Recently, a college student in Canada was expelled because he exposed weaknesses in the school’s computer system which stores student records. Don't judge a book by its cover, however, as the hacker's expulsion eventually led him to the Promised land.
Recently, a college student in Canada was expelled because he exposed weaknesses in the school’s computer system which stores student records.
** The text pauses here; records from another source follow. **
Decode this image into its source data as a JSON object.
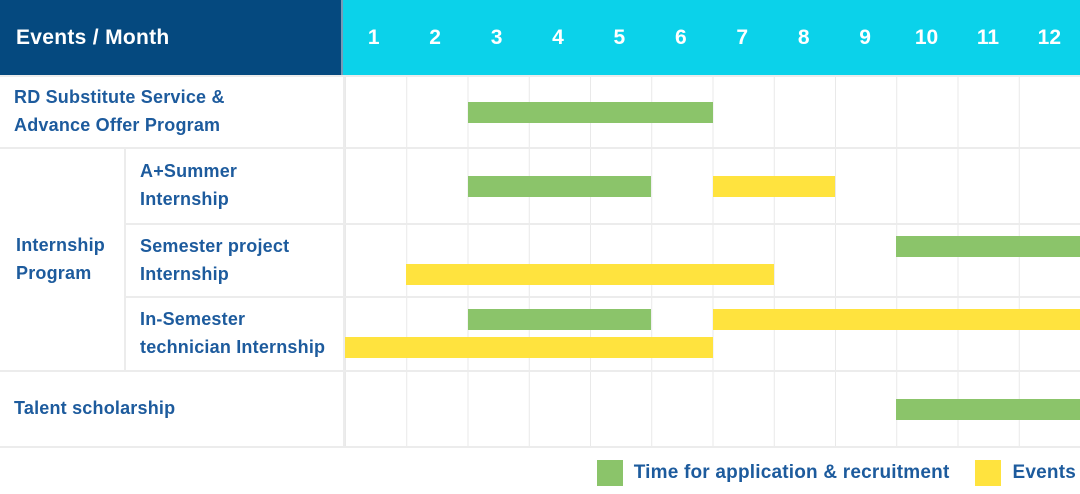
{
  "header": {
    "title": "Events / Month",
    "months": [
      "1",
      "2",
      "3",
      "4",
      "5",
      "6",
      "7",
      "8",
      "9",
      "10",
      "11",
      "12"
    ]
  },
  "colors": {
    "navy": "#05497F",
    "cyan": "#0BD2EA",
    "green": "#8BC46A",
    "yellow": "#FFE33E",
    "label_blue": "#1D5B9D",
    "grid": "#ECECEC"
  },
  "chart_data": {
    "type": "table",
    "subtype": "gantt",
    "x_unit": "month",
    "x_ticks": [
      "1",
      "2",
      "3",
      "4",
      "5",
      "6",
      "7",
      "8",
      "9",
      "10",
      "11",
      "12"
    ],
    "group_label": "Internship\nProgram",
    "series": [
      {
        "key": "application",
        "name": "Time for application & recruitment",
        "color_key": "green"
      },
      {
        "key": "events",
        "name": "Events",
        "color_key": "yellow"
      }
    ],
    "rows": [
      {
        "label": "RD Substitute Service &\nAdvance Offer Program",
        "group": "",
        "lines": 1,
        "bars": [
          {
            "series_key": "application",
            "color_key": "green",
            "start_month": 3,
            "end_month": 6,
            "line": 0
          }
        ]
      },
      {
        "label": "A+Summer\nInternship",
        "group": "Internship Program",
        "lines": 1,
        "bars": [
          {
            "series_key": "application",
            "color_key": "green",
            "start_month": 3,
            "end_month": 5,
            "line": 0
          },
          {
            "series_key": "events",
            "color_key": "yellow",
            "start_month": 7,
            "end_month": 8,
            "line": 0
          }
        ]
      },
      {
        "label": "Semester project\nInternship",
        "group": "Internship Program",
        "lines": 2,
        "bars": [
          {
            "series_key": "application",
            "color_key": "green",
            "start_month": 10,
            "end_month": 12,
            "line": 0
          },
          {
            "series_key": "events",
            "color_key": "yellow",
            "start_month": 2,
            "end_month": 7,
            "line": 1
          }
        ]
      },
      {
        "label": "In-Semester\ntechnician Internship",
        "group": "Internship Program",
        "lines": 2,
        "bars": [
          {
            "series_key": "application",
            "color_key": "green",
            "start_month": 3,
            "end_month": 5,
            "line": 0
          },
          {
            "series_key": "events",
            "color_key": "yellow",
            "start_month": 7,
            "end_month": 12,
            "line": 0
          },
          {
            "series_key": "events",
            "color_key": "yellow",
            "start_month": 1,
            "end_month": 6,
            "line": 1
          }
        ]
      },
      {
        "label": "Talent scholarship",
        "group": "",
        "lines": 1,
        "bars": [
          {
            "series_key": "application",
            "color_key": "green",
            "start_month": 10,
            "end_month": 12,
            "line": 0
          }
        ]
      }
    ]
  },
  "legend": {
    "items": [
      {
        "color_key": "green",
        "label": "Time for application & recruitment"
      },
      {
        "color_key": "yellow",
        "label": "Events"
      }
    ]
  }
}
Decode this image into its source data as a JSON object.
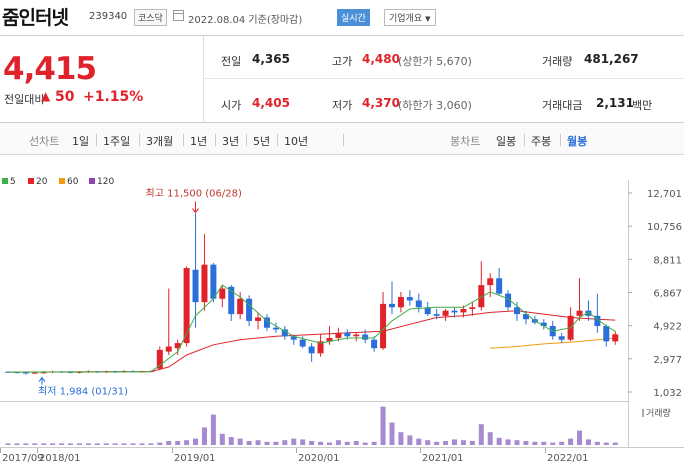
{
  "header": {
    "title": "줌인터넷",
    "code": "239340",
    "market": "코스닥",
    "date": "2022.08.04 기준(장마감)",
    "realtime": "실시간",
    "corp_info": "기업개요",
    "corp_arrow": "▼"
  },
  "price": {
    "current": "4,415",
    "change_label": "전일대비",
    "change_arrow": "▲",
    "change": "50",
    "change_pct": "+1.15%"
  },
  "stats": {
    "prev_label": "전일",
    "prev": "4,365",
    "high_label": "고가",
    "high": "4,480",
    "high_limit": "(상한가 5,670)",
    "volume_label": "거래량",
    "volume": "481,267",
    "open_label": "시가",
    "open": "4,405",
    "low_label": "저가",
    "low": "4,370",
    "low_limit": "(하한가 3,060)",
    "amount_label": "거래대금",
    "amount": "2,131",
    "amount_unit": "백만"
  },
  "tabs": {
    "line_label": "선차트",
    "line": [
      "1일",
      "1주일",
      "3개월",
      "1년",
      "3년",
      "5년",
      "10년"
    ],
    "candle_label": "봉차트",
    "candle": [
      "일봉",
      "주봉",
      "월봉"
    ],
    "active_candle": "월봉"
  },
  "legend": [
    {
      "label": "5",
      "color": "#3cb043"
    },
    {
      "label": "20",
      "color": "#e0232b"
    },
    {
      "label": "60",
      "color": "#f39c12"
    },
    {
      "label": "120",
      "color": "#8e44ad"
    }
  ],
  "annotations": {
    "high": "최고 11,500 (06/28)",
    "low": "최저 1,984 (01/31)"
  },
  "volume_label": "거래량",
  "chart_data": {
    "type": "candlestick",
    "yticks": [
      12701,
      10756,
      8811,
      6867,
      4922,
      2977,
      1032
    ],
    "ylim": [
      1032,
      12701
    ],
    "xticks": [
      "2017/09",
      "2018/01",
      "2019/01",
      "2020/01",
      "2021/01",
      "2022/01"
    ],
    "up_color": "#e0232b",
    "down_color": "#2a6fdb",
    "candles": [
      {
        "o": 2220,
        "h": 2240,
        "l": 2150,
        "c": 2200
      },
      {
        "o": 2200,
        "h": 2230,
        "l": 2120,
        "c": 2180
      },
      {
        "o": 2180,
        "h": 2200,
        "l": 2050,
        "c": 2150
      },
      {
        "o": 2150,
        "h": 2190,
        "l": 2080,
        "c": 2170
      },
      {
        "o": 2170,
        "h": 2260,
        "l": 2100,
        "c": 2190
      },
      {
        "o": 2190,
        "h": 2280,
        "l": 2140,
        "c": 2230
      },
      {
        "o": 2230,
        "h": 2260,
        "l": 2150,
        "c": 2210
      },
      {
        "o": 2210,
        "h": 2250,
        "l": 2120,
        "c": 2190
      },
      {
        "o": 2190,
        "h": 2250,
        "l": 2120,
        "c": 2210
      },
      {
        "o": 2210,
        "h": 2300,
        "l": 2150,
        "c": 2240
      },
      {
        "o": 2240,
        "h": 2260,
        "l": 2140,
        "c": 2200
      },
      {
        "o": 2200,
        "h": 2290,
        "l": 2150,
        "c": 2240
      },
      {
        "o": 2240,
        "h": 2280,
        "l": 2150,
        "c": 2210
      },
      {
        "o": 2210,
        "h": 2320,
        "l": 2160,
        "c": 2260
      },
      {
        "o": 2260,
        "h": 2300,
        "l": 2180,
        "c": 2220
      },
      {
        "o": 2220,
        "h": 2290,
        "l": 2170,
        "c": 2240
      },
      {
        "o": 2240,
        "h": 2300,
        "l": 2200,
        "c": 2260
      },
      {
        "o": 2400,
        "h": 3700,
        "l": 2300,
        "c": 3500
      },
      {
        "o": 3400,
        "h": 7100,
        "l": 3200,
        "c": 3700
      },
      {
        "o": 3600,
        "h": 4100,
        "l": 3200,
        "c": 3900
      },
      {
        "o": 3900,
        "h": 8400,
        "l": 3700,
        "c": 8300
      },
      {
        "o": 8200,
        "h": 11500,
        "l": 4800,
        "c": 6300
      },
      {
        "o": 6300,
        "h": 10300,
        "l": 5800,
        "c": 8500
      },
      {
        "o": 8500,
        "h": 8600,
        "l": 6300,
        "c": 6500
      },
      {
        "o": 6500,
        "h": 7300,
        "l": 6000,
        "c": 7100
      },
      {
        "o": 7200,
        "h": 7300,
        "l": 5200,
        "c": 5600
      },
      {
        "o": 5600,
        "h": 6900,
        "l": 5300,
        "c": 6500
      },
      {
        "o": 6500,
        "h": 6700,
        "l": 4900,
        "c": 5200
      },
      {
        "o": 5200,
        "h": 5700,
        "l": 4700,
        "c": 5400
      },
      {
        "o": 5400,
        "h": 5600,
        "l": 4600,
        "c": 4800
      },
      {
        "o": 4800,
        "h": 5100,
        "l": 4500,
        "c": 4700
      },
      {
        "o": 4700,
        "h": 4900,
        "l": 4100,
        "c": 4300
      },
      {
        "o": 4300,
        "h": 4400,
        "l": 3800,
        "c": 4100
      },
      {
        "o": 4100,
        "h": 4300,
        "l": 3600,
        "c": 3700
      },
      {
        "o": 3700,
        "h": 3900,
        "l": 2800,
        "c": 3300
      },
      {
        "o": 3300,
        "h": 4400,
        "l": 3100,
        "c": 4000
      },
      {
        "o": 4000,
        "h": 4900,
        "l": 3800,
        "c": 4200
      },
      {
        "o": 4200,
        "h": 4800,
        "l": 4000,
        "c": 4500
      },
      {
        "o": 4500,
        "h": 4700,
        "l": 4100,
        "c": 4300
      },
      {
        "o": 4300,
        "h": 4500,
        "l": 4000,
        "c": 4400
      },
      {
        "o": 4400,
        "h": 4700,
        "l": 3900,
        "c": 4100
      },
      {
        "o": 4100,
        "h": 4300,
        "l": 3400,
        "c": 3600
      },
      {
        "o": 3600,
        "h": 6900,
        "l": 3500,
        "c": 6200
      },
      {
        "o": 6200,
        "h": 7500,
        "l": 5600,
        "c": 6000
      },
      {
        "o": 6000,
        "h": 6900,
        "l": 5700,
        "c": 6600
      },
      {
        "o": 6600,
        "h": 7000,
        "l": 6100,
        "c": 6400
      },
      {
        "o": 6400,
        "h": 6800,
        "l": 5700,
        "c": 6000
      },
      {
        "o": 6000,
        "h": 6300,
        "l": 5500,
        "c": 5600
      },
      {
        "o": 5600,
        "h": 5900,
        "l": 5300,
        "c": 5500
      },
      {
        "o": 5500,
        "h": 5900,
        "l": 5200,
        "c": 5800
      },
      {
        "o": 5800,
        "h": 6000,
        "l": 5400,
        "c": 5700
      },
      {
        "o": 5700,
        "h": 6100,
        "l": 5400,
        "c": 5900
      },
      {
        "o": 5900,
        "h": 6300,
        "l": 5500,
        "c": 6000
      },
      {
        "o": 6000,
        "h": 8700,
        "l": 5800,
        "c": 7300
      },
      {
        "o": 7300,
        "h": 8000,
        "l": 6600,
        "c": 7700
      },
      {
        "o": 7700,
        "h": 8300,
        "l": 6700,
        "c": 6800
      },
      {
        "o": 6800,
        "h": 7000,
        "l": 5800,
        "c": 6000
      },
      {
        "o": 6000,
        "h": 6300,
        "l": 5200,
        "c": 5600
      },
      {
        "o": 5600,
        "h": 5800,
        "l": 5000,
        "c": 5300
      },
      {
        "o": 5300,
        "h": 5500,
        "l": 5000,
        "c": 5100
      },
      {
        "o": 5100,
        "h": 5300,
        "l": 4700,
        "c": 4900
      },
      {
        "o": 4900,
        "h": 5200,
        "l": 4100,
        "c": 4300
      },
      {
        "o": 4300,
        "h": 4500,
        "l": 3900,
        "c": 4100
      },
      {
        "o": 4100,
        "h": 6000,
        "l": 4000,
        "c": 5500
      },
      {
        "o": 5500,
        "h": 7700,
        "l": 5200,
        "c": 5800
      },
      {
        "o": 5800,
        "h": 6400,
        "l": 5200,
        "c": 5500
      },
      {
        "o": 5500,
        "h": 6800,
        "l": 4500,
        "c": 4900
      },
      {
        "o": 4900,
        "h": 5000,
        "l": 3700,
        "c": 4000
      },
      {
        "o": 4000,
        "h": 4600,
        "l": 3800,
        "c": 4415
      }
    ],
    "ma5": [
      [
        0,
        2200
      ],
      [
        16,
        2220
      ],
      [
        17,
        2600
      ],
      [
        19,
        3400
      ],
      [
        21,
        5500
      ],
      [
        23,
        6500
      ],
      [
        24,
        7300
      ],
      [
        26,
        6600
      ],
      [
        29,
        5200
      ],
      [
        32,
        4300
      ],
      [
        35,
        3900
      ],
      [
        38,
        4200
      ],
      [
        41,
        4200
      ],
      [
        43,
        5200
      ],
      [
        45,
        5900
      ],
      [
        48,
        6000
      ],
      [
        51,
        6000
      ],
      [
        54,
        6900
      ],
      [
        56,
        6500
      ],
      [
        59,
        5200
      ],
      [
        61,
        4600
      ],
      [
        63,
        4800
      ],
      [
        64,
        5400
      ],
      [
        65,
        5700
      ],
      [
        67,
        4900
      ],
      [
        68,
        4600
      ]
    ],
    "ma20": [
      [
        0,
        2200
      ],
      [
        16,
        2230
      ],
      [
        18,
        2500
      ],
      [
        20,
        3200
      ],
      [
        23,
        3800
      ],
      [
        26,
        4100
      ],
      [
        30,
        4300
      ],
      [
        34,
        4400
      ],
      [
        38,
        4500
      ],
      [
        42,
        4600
      ],
      [
        45,
        5000
      ],
      [
        48,
        5400
      ],
      [
        51,
        5500
      ],
      [
        54,
        5700
      ],
      [
        57,
        5800
      ],
      [
        60,
        5600
      ],
      [
        63,
        5400
      ],
      [
        66,
        5300
      ],
      [
        68,
        5250
      ]
    ],
    "ma60": [
      [
        54,
        3600
      ],
      [
        57,
        3700
      ],
      [
        60,
        3850
      ],
      [
        63,
        3950
      ],
      [
        66,
        4100
      ],
      [
        68,
        4200
      ]
    ],
    "volumes": [
      2,
      2,
      2,
      2,
      2,
      2,
      2,
      2,
      2,
      2,
      2,
      2,
      2,
      2,
      2,
      2,
      2,
      3,
      5,
      5,
      6,
      8,
      22,
      38,
      14,
      10,
      8,
      5,
      6,
      4,
      4,
      6,
      8,
      7,
      5,
      4,
      3,
      6,
      4,
      5,
      3,
      4,
      48,
      28,
      16,
      12,
      8,
      6,
      4,
      5,
      7,
      6,
      5,
      26,
      16,
      9,
      7,
      6,
      5,
      4,
      4,
      3,
      4,
      8,
      18,
      7,
      4,
      3,
      3
    ]
  }
}
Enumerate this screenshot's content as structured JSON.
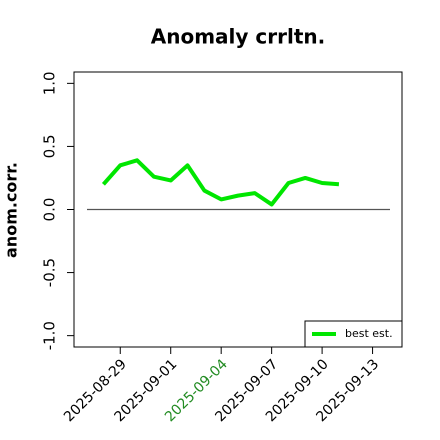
{
  "chart_data": {
    "type": "line",
    "title": "Anomaly crrltn.",
    "ylabel": "anom.corr.",
    "x": [
      "2025-08-28",
      "2025-08-29",
      "2025-08-30",
      "2025-08-31",
      "2025-09-01",
      "2025-09-02",
      "2025-09-03",
      "2025-09-04",
      "2025-09-05",
      "2025-09-06",
      "2025-09-07",
      "2025-09-08",
      "2025-09-09",
      "2025-09-10",
      "2025-09-11"
    ],
    "series": [
      {
        "name": "best est.",
        "color": "#00e600",
        "values": [
          0.2,
          0.35,
          0.39,
          0.26,
          0.23,
          0.35,
          0.15,
          0.08,
          0.11,
          0.13,
          0.04,
          0.21,
          0.25,
          0.21,
          0.2
        ]
      }
    ],
    "reference_line": 0,
    "xlim": [
      "2025-08-26T06:00Z",
      "2025-09-14T18:00Z"
    ],
    "xticks": [
      "2025-08-29",
      "2025-09-01",
      "2025-09-04",
      "2025-09-07",
      "2025-09-10",
      "2025-09-13"
    ],
    "xtick_label_colors": [
      "#000000",
      "#000000",
      "#228b22",
      "#000000",
      "#000000",
      "#000000"
    ],
    "ylim": [
      -1.09,
      1.09
    ],
    "yticks": [
      {
        "value": -1,
        "label": "-1.0"
      },
      -0.5,
      {
        "value": 0,
        "label": "0.0"
      },
      0.5,
      {
        "value": 1,
        "label": "1.0"
      }
    ],
    "legend": "bottom right"
  }
}
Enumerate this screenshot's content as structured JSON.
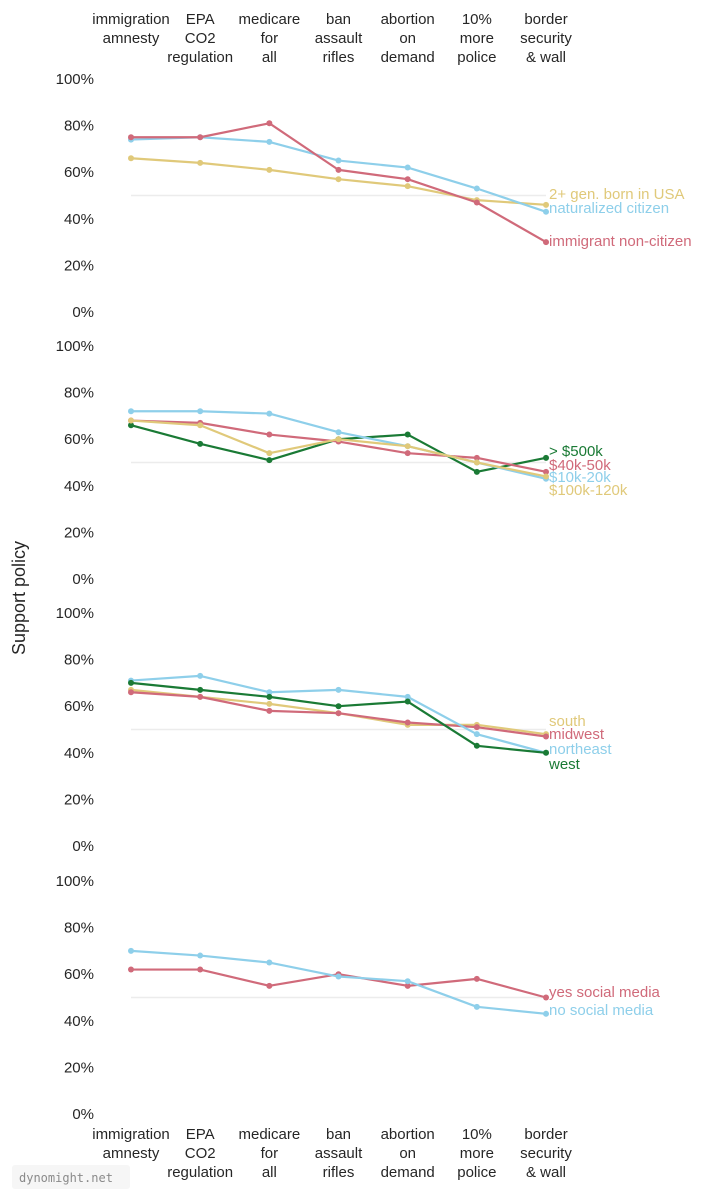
{
  "y_axis_label": "Support policy",
  "watermark": "dynomight.net",
  "chart_data": {
    "type": "line",
    "categories": [
      [
        "immigration",
        "amnesty"
      ],
      [
        "EPA",
        "CO2",
        "regulation"
      ],
      [
        "medicare",
        "for",
        "all"
      ],
      [
        "ban",
        "assault",
        "rifles"
      ],
      [
        "abortion",
        "on",
        "demand"
      ],
      [
        "10%",
        "more",
        "police"
      ],
      [
        "border",
        "security",
        "& wall"
      ]
    ],
    "yticks": [
      "0%",
      "20%",
      "40%",
      "60%",
      "80%",
      "100%"
    ],
    "ylim": [
      0,
      100
    ],
    "reference_line": 50,
    "panels": [
      {
        "series": [
          {
            "name": "2+ gen. born in USA",
            "color": "#e0c97a",
            "values": [
              66,
              64,
              61,
              57,
              54,
              48,
              46
            ]
          },
          {
            "name": "naturalized citizen",
            "color": "#8ecfea",
            "values": [
              74,
              75,
              73,
              65,
              62,
              53,
              43
            ]
          },
          {
            "name": "immigrant non-citizen",
            "color": "#d06a7a",
            "values": [
              75,
              75,
              81,
              61,
              57,
              47,
              30
            ]
          }
        ]
      },
      {
        "series": [
          {
            "name": "> $500k",
            "color": "#1a7a35",
            "values": [
              66,
              58,
              51,
              60,
              62,
              46,
              52
            ]
          },
          {
            "name": "$40k-50k",
            "color": "#d06a7a",
            "values": [
              68,
              67,
              62,
              59,
              54,
              52,
              46
            ]
          },
          {
            "name": "$10k-20k",
            "color": "#8ecfea",
            "values": [
              72,
              72,
              71,
              63,
              57,
              50,
              43
            ]
          },
          {
            "name": "$100k-120k",
            "color": "#e0c97a",
            "values": [
              68,
              66,
              54,
              60,
              57,
              50,
              44
            ]
          }
        ]
      },
      {
        "series": [
          {
            "name": "south",
            "color": "#e0c97a",
            "values": [
              67,
              64,
              61,
              57,
              52,
              52,
              48
            ]
          },
          {
            "name": "midwest",
            "color": "#d06a7a",
            "values": [
              66,
              64,
              58,
              57,
              53,
              51,
              47
            ]
          },
          {
            "name": "northeast",
            "color": "#8ecfea",
            "values": [
              71,
              73,
              66,
              67,
              64,
              48,
              40
            ]
          },
          {
            "name": "west",
            "color": "#1a7a35",
            "values": [
              70,
              67,
              64,
              60,
              62,
              43,
              40
            ]
          }
        ]
      },
      {
        "series": [
          {
            "name": "yes social media",
            "color": "#d06a7a",
            "values": [
              62,
              62,
              55,
              60,
              55,
              58,
              50
            ]
          },
          {
            "name": "no social media",
            "color": "#8ecfea",
            "values": [
              70,
              68,
              65,
              59,
              57,
              46,
              43
            ]
          }
        ]
      }
    ]
  }
}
Omnivox, a system from Skytech Communications, is a record keeping system that is implemented in more than one campus nationally. Hamed Al-Khabaz, the student expelled, found an exploit that would allow anyone to access confidential student information (social insurance—similar to social security in the US—number, address, etc.) while working on a mobile app that would allow students to access their school record. According to him, he was “morally” obligated to report the system’s flaw to the school, which he did. Initially praised for the find, Al-Khabaz later used a scanning tool called Acunetix to see if the hole had been plugged, which ultimately became the main reason for his expulsion.
Minutes into the scan, Al-Khabaz got a call from the president of Skytech, Edouard Taza, telling him he can’t go any further, because the scan was equivalent to that of a cyberattack. Fearing jail time, Al-Khabaz signed a non-disclosure agreement that prohibited him from discussing anything related to Skytech, especially the flaws found in the Omnivox system. However, Al-Khabaz, with his own interests in mind, went to the press and gave them his side of the story.
“I saw a flaw which left the personal information of thousands of students, including myself, vulnerable. I felt I had a moral duty to bring it to the attention of the college and help fix it, which I did. I could have easily hidden my identity behind a proxy. I chose not to because I didn’t think I was doing anything wrong,” Al-Khabaz said.
In the school’s defense, the campus IT policy does not allow unauthorized users to snoop around computer systems to look for holes. Taza added by saying that Acunetix “should never be used without prior permission of the system administrator, because it can cause a system to crash. He [Al-Khabaz] should have known better…” Moreover, by exposing his side of the story to the media, Al-Khabaz also broke his agreement with Skytech and, by extension, with the school.
In the end, Al-Khabaz actually isn't at the short end of the bargain as his notoriety turned into fame and schools are lining up to educate the celebrity-hacker. It gets better, however, because since his story went viral many companies have offered him jobs—even Skytech—as well as scholarships for his schooling. Touché Mr. Al-Khabaz. Touché.